For I know that this shall turn to my salvation through your prayer, and the supply of the Spirit of Jesus Christ,
According to my earnest expectation and my hope, that in nothing I shall be ashamed, but that with all boldness, as always, so now also Christ shall be magnified in my body, whether it be by life, or by death.
For to me to live is Christ, and to die is gain.
But if I live in the flesh, this is the fruit of my labour: yet what I shall choose I wot not.
For I am in a strait betwixt two, having a desire to depart, and to be with Christ; which is far better:
Nevertheless to abide in the flesh is more needful for you.

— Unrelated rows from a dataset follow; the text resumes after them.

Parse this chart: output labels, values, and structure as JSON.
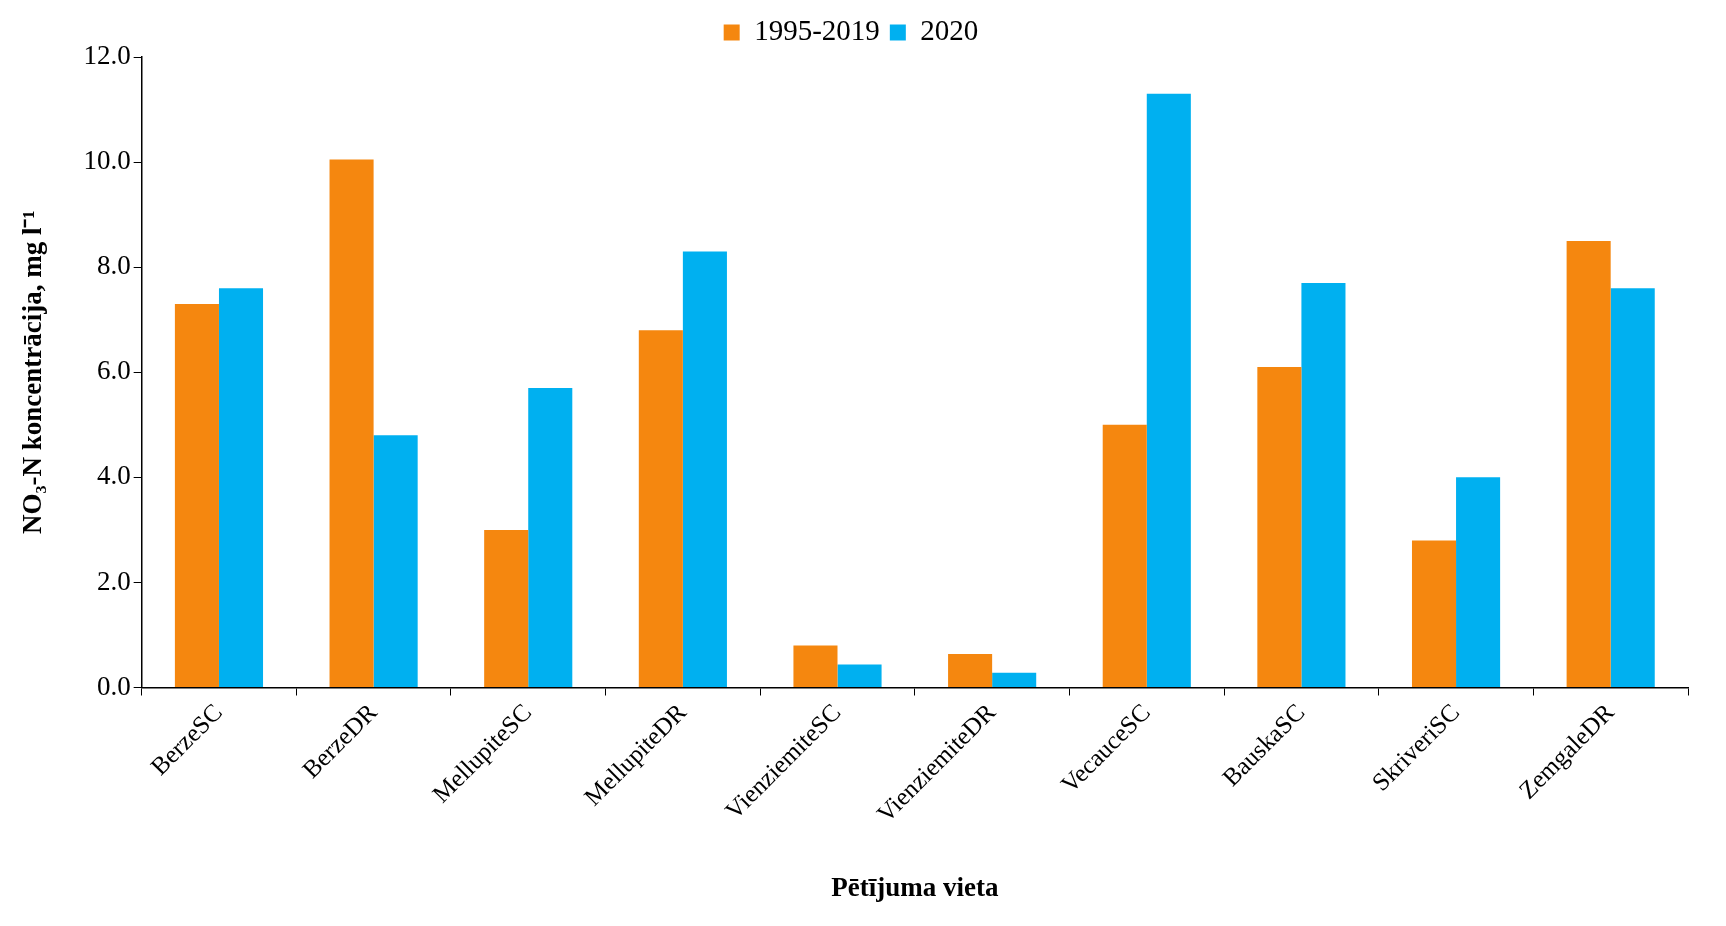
{
  "chart_data": {
    "type": "bar",
    "xlabel": "Pētījuma vieta",
    "ylabel": "NO₃-N koncentrācija, mg l⁻¹",
    "categories": [
      "BerzeSC",
      "BerzeDR",
      "MellupiteSC",
      "MellupiteDR",
      "VienziemiteSC",
      "VienziemiteDR",
      "VecauceSC",
      "BauskaSC",
      "SkriveriSC",
      "ZemgaleDR"
    ],
    "series": [
      {
        "name": "1995-2019",
        "color": "#f5870f",
        "values": [
          7.3,
          10.05,
          3.0,
          6.8,
          0.8,
          0.64,
          5.0,
          6.1,
          2.8,
          8.5
        ]
      },
      {
        "name": "2020",
        "color": "#00b0f0",
        "values": [
          7.6,
          4.8,
          5.7,
          8.3,
          0.44,
          0.28,
          11.3,
          7.7,
          4.0,
          7.6
        ]
      }
    ],
    "ylim": [
      0,
      12
    ],
    "yticks": [
      {
        "value": 0,
        "label": "0.0"
      },
      {
        "value": 2,
        "label": "2.0"
      },
      {
        "value": 4,
        "label": "4.0"
      },
      {
        "value": 6,
        "label": "6.0"
      },
      {
        "value": 8,
        "label": "8.0"
      },
      {
        "value": 10,
        "label": "10.0"
      },
      {
        "value": 12,
        "label": "12.0"
      }
    ],
    "grid": false,
    "legend": "top"
  }
}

And having this confidence, I know that I shall abide and continue with you all for your furtherance and joy of faith;
That your rejoicing may be more abundant in Jesus Christ for me by my coming to you again.
ARGUMENT 3
SECOND IMPRISONMENT
26. “ In order that your rejoicing may abound in Christ Jesus, in me through my coming again unto you. ” I believe with Dean Alford and the abler critics, that Paul passed through two distinct imprisonments at Rome. All the Roman authorities in Judea, Lysias, Felix, and Agrippa, pronounced a verdict of innocence in behalf of Paul, certifying to his legal manumission so far as the criminal charges against him were concerned, as they consisted only in accusations of disharmony with Jewish laws and customs, which had no criminal signification in Roman jurisdiction. The only reason for which he was carried a prisoner to Rome, was because he had appealed to Caesar. This he did, not because he cared anything about Caesar’s tribunal, but that he might verify his long-cherished aspiration of preaching the gospel in the world’s capital and metropolis, that the light of God’s truth, radiating from the center, might shine out into every land. His rights as a Roman citizen entitled him to an appeal to Caesar, thus forcing his enemies to defray his traveling expenses all the way from Jerusalem to Rome, a journey at that time greater than the circumnavigation of the globe at the present day. When finally he stood at Caesar’s tribunal, as he was charged with nothing criminal in Roman law, they could but acquit him. This took place about A.D. 63 or 64; after which he returned to Asia, visiting the Churches the last time. Having crossed the Aegean Sea again, he lands in Greece, where he wrote the first letter to Timothy and Titus, expecting to spend the winter of A.D. 68 at Nicopolis, in Southern Macedonia. About that time a great fire sweeps over Rome, wrapping the city in an ocean of flame six days and seven nights. When I was there my guide showed me the old tower on which Nero sat during the conflagration, playing his fiddle, and singing the destruction of Troy.
Though all the people believed that the wicked emperor had ordered the conflagration, he charged the Christians with that dark iniquity, lighting on it as a pretext for issuing that bloody edict which caused them to bleed and burn three hundred years. Though Paul was not at Rome during the conflagration, when this high crime is saddled on the Christians, they have him arrested about Nicopolis in Greece, because he was a prominent leader of the Nazarenes. Upon his second arrest and transportation to Rome, he was incarcerated in that loathsome old Mamertine prison, not as a mere disturber of the Jewish religion, as in the first imprisonment, but as “an evil doer.” (2 Timothy 2:9.) Kakourgos, from kakos, evil, and ergos, work, is the word here applied to him in his second imprisonment. It is because they accused him of burning Rome, which was a crime of the darkest dye. From this prison led out, he was tried by Nero, and condemned to decapitation. This locates his martyrdom about A.D. 68.
Only let your conversation be as it becometh the gospel of Christ: that whether I come and see you, or else be absent, I may hear of your affairs, that ye stand fast in one spirit, with one mind striving together for the faith of the gospel;
And in nothing terrified by your adversaries: which is to them an evident token of perdition, but to you of salvation, and that of God.
For unto you it is given in the behalf of Christ, not only to believe on him, but also to suffer for his sake;
Having the same conflict which ye saw in me, and now hear to be in me.